Two sisters in Vietnam became the latest victims of Asia’s bird flu outbreak Wednesday as regional ministers and international health experts vowed at an emergency meeting to curb the spread of the virus and find a vaccine.
The World Health Organization’s regional director Shigeru Omi warned, “there’s always potential for this kind of outbreak to result in serious global pandemic, which involves not hundreds, but could kill millions of people globally.”
Bird flu has raced through Asia’s poultry farms and, with the deaths of the women in Vietnam, has killed at least 10 people in two countries.
WHO has stressed that mass slaughter of infected birds is key to controlling the epidemic’s spread, but the three-hour meeting in Bangkok made no unanimous declaration of action. Indonesia said it does not plan to kill poultry and will rely on vaccinations, though it’s not clear that method will work.
Across Asia, millions of chickens and ducks have been killed by the disease or in government-ordered slaughters. China announced Wednesday it had slaughtered nearly 60,000 chickens, trying to assure the public that bird flu was under control a day after its first cases were confirmed in ducks.
Bangkok itself was declared a “danger zone” after the virus was detected in a fighting cock and other fowl around the sprawling metropolis.
Fending off accusations that it tried to cover up the emergency to protect its lucrative poultry export sector, Thailand said it would fire bureaucrats who allegedly failed to report the true extent of the disease that has now been detected in about one-third of its provinces.
Contact with sick birds
The bird flu virus claimed the most victims in Vietnam, where eight people have died. Two people have died in Thailand. Most cases have been traced to direct contact with sick birds.
The Vietnamese sisters who died last week, aged 23 and 30, had just attended their brother’s wedding. The brother also died last week, but his body was cremated before it could be tested for bird flu, officials said.
“Family members told us that the bride gave his family more than 10 chickens she bought from the market for the wedding reception,” said Le Dang Ha, director of the Instituted of Clinical Research for Tropical Medicine.
WHO said it would receive samples to confirm Vietnam’s diagnosis that the women, from Thai Binh, 60 miles southeast of Hanoi, had bird flu.
In their joint statement in Bangkok, ministers and experts pledged to tighten surveillance of the virus across Asia and to set up a regional veterinary network.
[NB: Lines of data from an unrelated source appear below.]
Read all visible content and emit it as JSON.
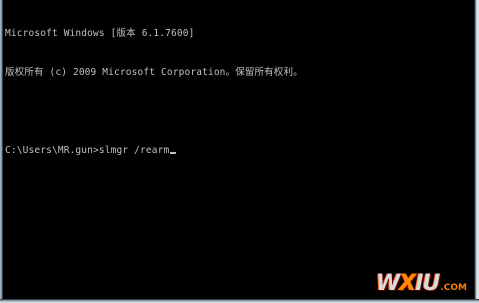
{
  "console": {
    "lines": [
      "Microsoft Windows [版本 6.1.7600]",
      "版权所有 (c) 2009 Microsoft Corporation。保留所有权利。",
      ""
    ],
    "prompt": "C:\\Users\\MR.gun>",
    "command": "slmgr /rearm"
  },
  "watermark": {
    "main_a": "W",
    "main_accent": "X",
    "main_b": "IU",
    "suffix": ".COM"
  },
  "colors": {
    "background": "#000000",
    "text": "#c0c0c0",
    "watermark_accent": "#ff8a00"
  }
}
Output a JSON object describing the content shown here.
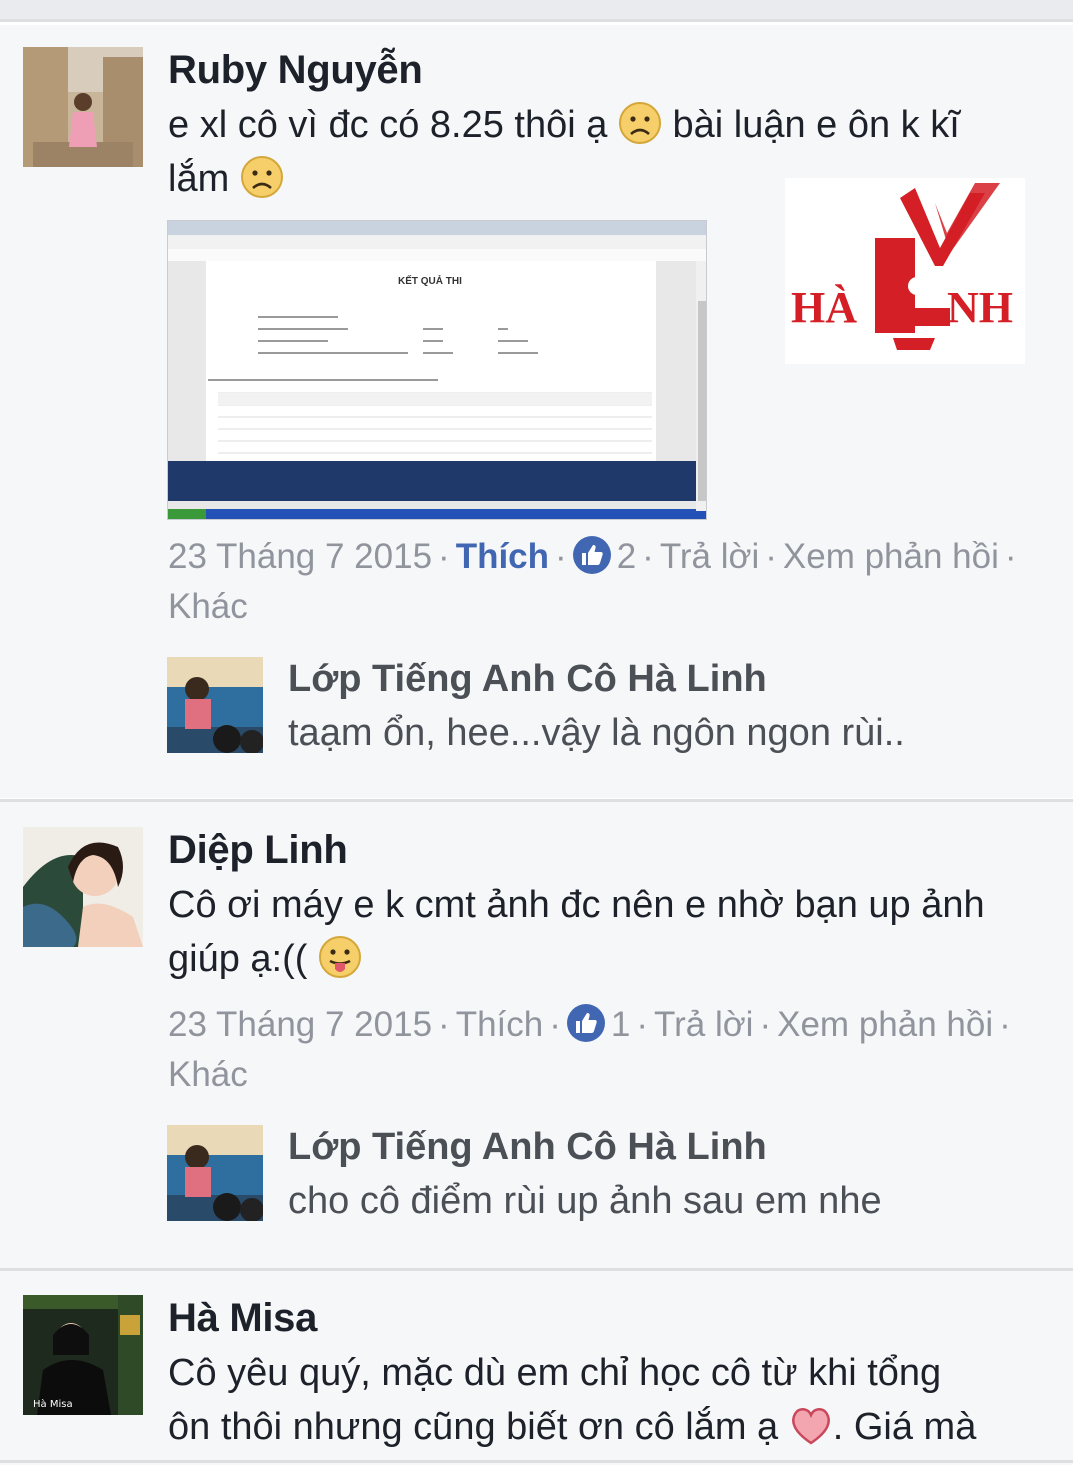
{
  "comments": [
    {
      "author": "Ruby Nguyễn",
      "text_1": "e xl cô vì đc có 8.25 thôi ạ ",
      "text_2": " bài luận e ôn k kĩ",
      "text_3": "lắm ",
      "emoji_1": "sad-face-icon",
      "emoji_2": "sad-face-icon",
      "meta": {
        "date": "23 Tháng 7 2015",
        "like_label": "Thích",
        "like_count": "2",
        "reply_label": "Trả lời",
        "view_replies_label": "Xem phản hồi",
        "more_label": "Khác"
      },
      "attachment": {
        "screenshot_title": "KẾT QUẢ THI",
        "logo_text_left": "HÀ",
        "logo_text_right": "NH"
      },
      "reply": {
        "author": "Lớp Tiếng Anh Cô Hà Linh",
        "text": "taạm ổn, hee...vậy là ngôn ngon rùi.."
      }
    },
    {
      "author": "Diệp Linh",
      "text_1": "Cô ơi máy e k cmt ảnh đc nên e nhờ bạn up ảnh",
      "text_2": "giúp ạ:(( ",
      "emoji_1": "tongue-out-face-icon",
      "meta": {
        "date": "23 Tháng 7 2015",
        "like_label": "Thích",
        "like_count": "1",
        "reply_label": "Trả lời",
        "view_replies_label": "Xem phản hồi",
        "more_label": "Khác"
      },
      "reply": {
        "author": "Lớp Tiếng Anh Cô Hà Linh",
        "text": "cho cô điểm rùi up ảnh sau em nhe"
      }
    },
    {
      "author": "Hà Misa",
      "text_1": "Cô yêu quý, mặc dù em chỉ học cô từ khi tổng",
      "text_2": "ôn thôi nhưng cũng biết ơn cô lắm ạ ",
      "text_3": ". Giá mà",
      "emoji_1": "heart-icon"
    }
  ],
  "colors": {
    "background": "#f6f7f9",
    "link_blue": "#4267b2",
    "meta_grey": "#90949c",
    "divider": "#dddfe2"
  }
}
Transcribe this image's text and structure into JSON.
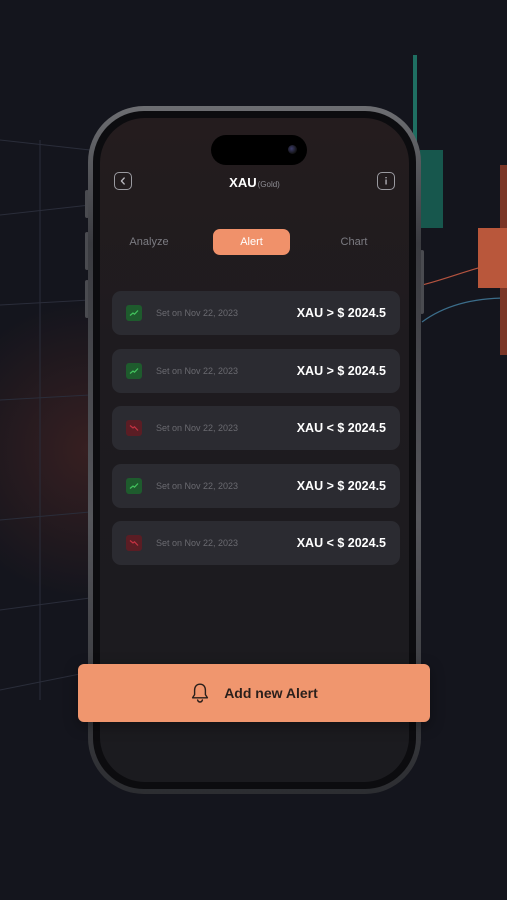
{
  "header": {
    "title": "XAU",
    "subtitle": "(Gold)",
    "back_icon": "chevron-left-icon",
    "info_icon": "info-icon"
  },
  "tabs": [
    {
      "label": "Analyze",
      "active": false
    },
    {
      "label": "Alert",
      "active": true
    },
    {
      "label": "Chart",
      "active": false
    }
  ],
  "alerts": [
    {
      "direction": "up",
      "date": "Set on Nov 22, 2023",
      "condition": "XAU > $ 2024.5"
    },
    {
      "direction": "up",
      "date": "Set on Nov 22, 2023",
      "condition": "XAU > $ 2024.5"
    },
    {
      "direction": "down",
      "date": "Set on Nov 22, 2023",
      "condition": "XAU < $ 2024.5"
    },
    {
      "direction": "up",
      "date": "Set on Nov 22, 2023",
      "condition": "XAU > $ 2024.5"
    },
    {
      "direction": "down",
      "date": "Set on Nov 22, 2023",
      "condition": "XAU < $ 2024.5"
    }
  ],
  "add_button": {
    "label": "Add new Alert",
    "icon": "bell-icon"
  },
  "colors": {
    "accent": "#f0916a",
    "up": "#3fc15a",
    "down": "#c53242",
    "background": "#14151d"
  }
}
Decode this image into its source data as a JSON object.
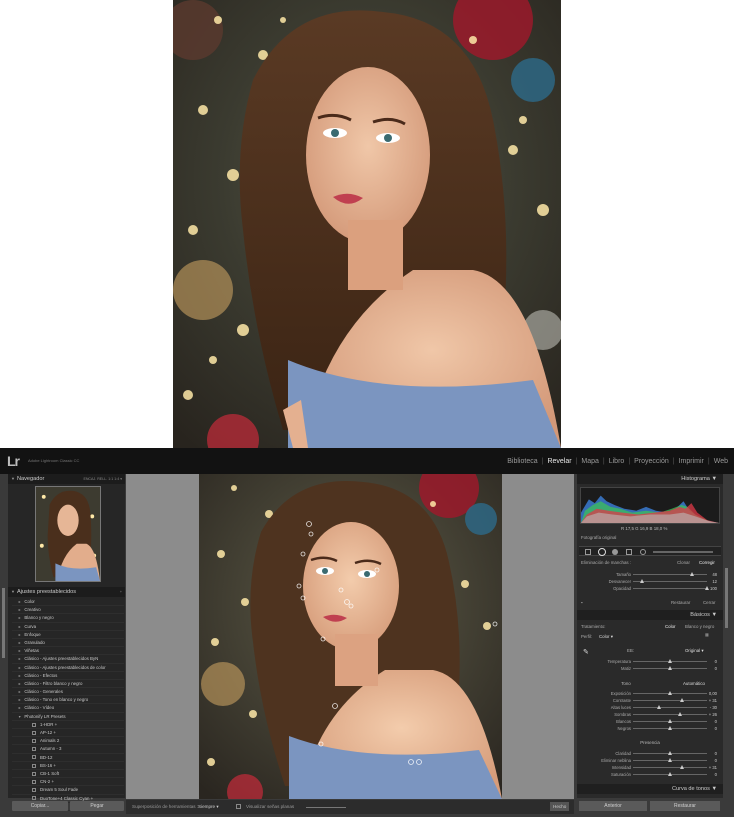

They also vowed to study ways to fight animal disease outbreaks and develop low-cost test kits, vaccination and anti-viral drugs.
The virus has proved a disaster for the region’s poultry industry, in a health scare comparable to last year’s global outbreak of severe acute respiratory syndrome.
Although there has been no evidence of human-to-human transmission in the latest outbreak, health officials are concerned the virus might mix with a regular human influenza strain to create a mutant form that could trigger the next human flu pandemic.
The World Health Organization says there’s still time to prevent the virus from taking root in the human population. “We have a window of opportunity to deal with this disease,” said Dr. Klaus Stohr, project leader for influenza surveillance and scientific groups at the World Health Organization.
Cooked poultry safe
Officials have said there are no indications so far that bird flu is spreading to people who eat properly cleaned and cooked poultry products.
In Indonesia — which insists it has no human cases of bird flu — officials on the island of Bali held a roast chicken and boiled egg cookout Wednesday to allay fears of eating fowl. About two dozen people attended.
Other governments worldwide have slapped import bans on poultry from countries affected with bird flu. The European Union banned imports from Thailand last week. Kuwait, Jordan and Sri Lanka on Tuesday banned poultry imports from several affected countries.
Wednesday’s conference in Bangkok drew representatives from nearly a dozen governments, including China, the European Union and the United States.
Food and Agriculture Organization spokesman Diderik de Vleeschauwer said the U.N. agency was advising three key strategies at the meeting: rapid slaughter of inflected flocks, modernization of poultry farming and studies on how to detect outbreak earlier.
“We think there is a need for rethinking livestock development in the region,” de Vleeschauwer said. “Live animal markets should be reviewed, and eventually restricted.”
Cambodia, Laos, Indonesia, Japan, Pakistan, South Korea and Taiwan also have suffered outbreaks. But the virus that has killed flocks in Pakistan and Taiwan is a different, milder strain of avian flu — not the same kind that’s a threat to people.
The Philippines said Wednesday they are warning people to stay clear of migratory birds that traditionally flock to the Philippines during winter.
WHO officials are investigating whether migratory birds could explain the rapid spread of the virus through Asia or whether the outbreaks are coincidental. But Philip Round, a bird expert at Mahidol University in Bangkok, said he doubted the cause was migratory birds and instead blamed crowding in the region’s massive poultry population.
The U.N. Food and Agriculture Organization also pointed to the massive concentration of livestock in China, Thailand and Vietnam as possibly helping the spread of bird flu across Asia. An agency official at the Bangkok meeting, He Changchui, said the poultry industry needs to be substantially restructured.